Fairly obviously, one of the first items required by a SAS 70 audit was anti-virus software. Their requirements weren’t that strict. In our case, since our production environment for our SaaS application is in a completely separate network (this year’s audit is focusing solely on that network, we will likely extend the audit to our entire network next year), we just need to have anti-virus software running on all of the production servers that is configured to automatically update and scan files at predetermined intervals. The anti-virus software also needed alert someone in case a virus was found. However, the auditor suggested that we interpret that as using virus software that supported central reporting.
We had been using AVG for years because it had worked well enough for us and had a very reasonable price. It did support central management and it did have a version for linux (our environment is a mix of Linux and Windows machines). So we thought we were set on that. However, when we went to actually get the anti-virus running on the servers it was not already running on, we discovered that the centrally managed component of their software only worked for the Windows clients. The Linux clients would not talk to the central server at all. So off we went in search of a new anti-virus solution at a reasonable price.

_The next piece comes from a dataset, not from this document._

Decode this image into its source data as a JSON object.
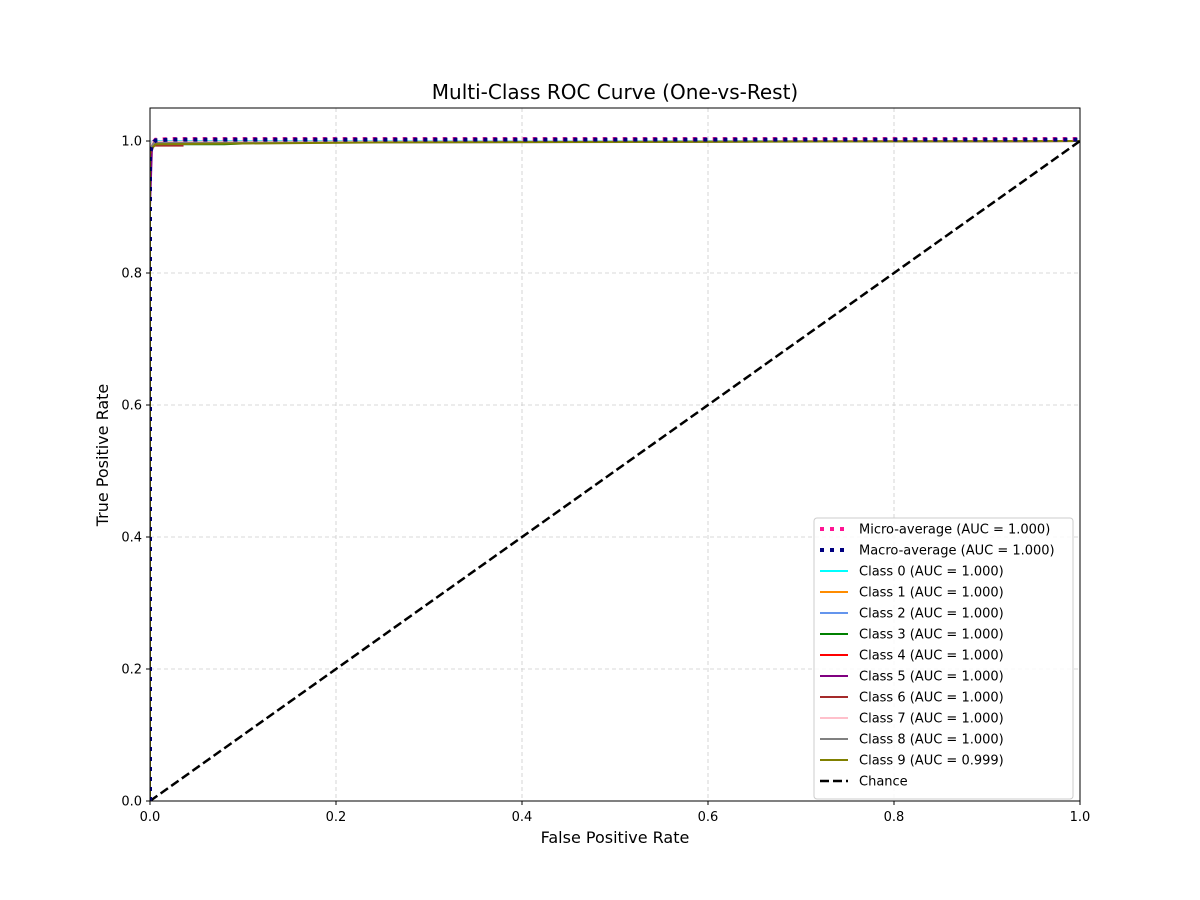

We looked at several alternatives including Sophos. Sophos claimed to have all of this functionality but we had issues getting the Linux version to even work, let alone talk to the central server. They conveniently only supported very limited distributions with specific kernel versions and we were on more recent versions than that. After similar results from several other vendors, I finally stumbled across ESET. They have a very nice product. The Linux version is not TOTALLY tied into the central server, but it does at least send scan results and regular checks to the central server which is really all the audit was wanting. It also runs nice and fast and you can control just about every aspect of the application through the central server and have the controls on the client side nearly completely locked down. It was also very reasonably priced, which was definitely a bonus.